Codewars征战记录-JAVA篇（二）

Implement a function that receives two IPv4 addresses, and returns the number of addresses between them (including the first one, excluding the last one).

All inputs will be valid IPv4 addresses in the form of strings. The last address will always be greater than the first one.

Examples

ips_between("10.0.0.0", "10.0.0.50")  ==   50 
ips_between("10.0.0.0", "10.0.1.0")   ==  256 
ips_between("20.0.0.10", "20.0.1.0")  ==  246


本渣渣的方案，splite，然后求值

import java.util.concurrent.atomic.AtomicLong;
import java.util.stream.IntStream;
public class CountIPAddresses {

  public static long ipsBetween(String start, String end) {
    return getNum(end)- getNum(start);
  }
  
  public static long getNum(String string) {
    String[] strings = string.split("\\.");
    AtomicLong sum = new AtomicLong();
    IntStream.range(0,strings.length).forEach(i->{
      Integer is = Integer.valueOf(strings[i]);
      sum.addAndGet((long)(is * Math.pow(256,strings.length-i-1)));
      
    });
    return sum.get();
      
  }
}

大佬的解决方案，把乘方放到循环中算，比如最开始的一位会算4次256即256的4次方。

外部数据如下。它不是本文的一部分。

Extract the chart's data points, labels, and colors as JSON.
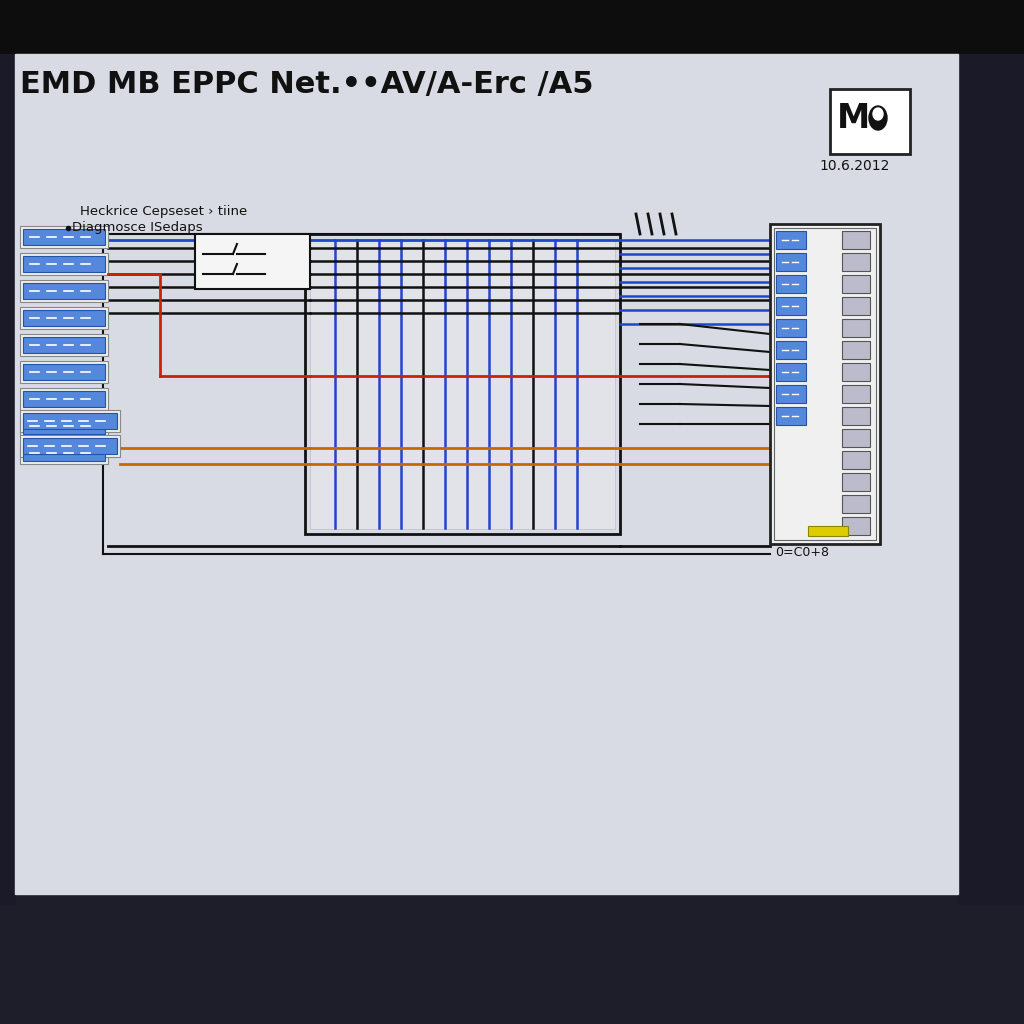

public class CountIPAddresses {

  public static long ipsBetween(String start, String end) {
    return convertToLong(end) - convertToLong(start);
  }
  
  private static long convertToLong(String ip) {
    long res = 0;
    for (String s : ip.split("[.]") )
      res = res * 256 + Long.parseLong(s);
    return res;
  }
}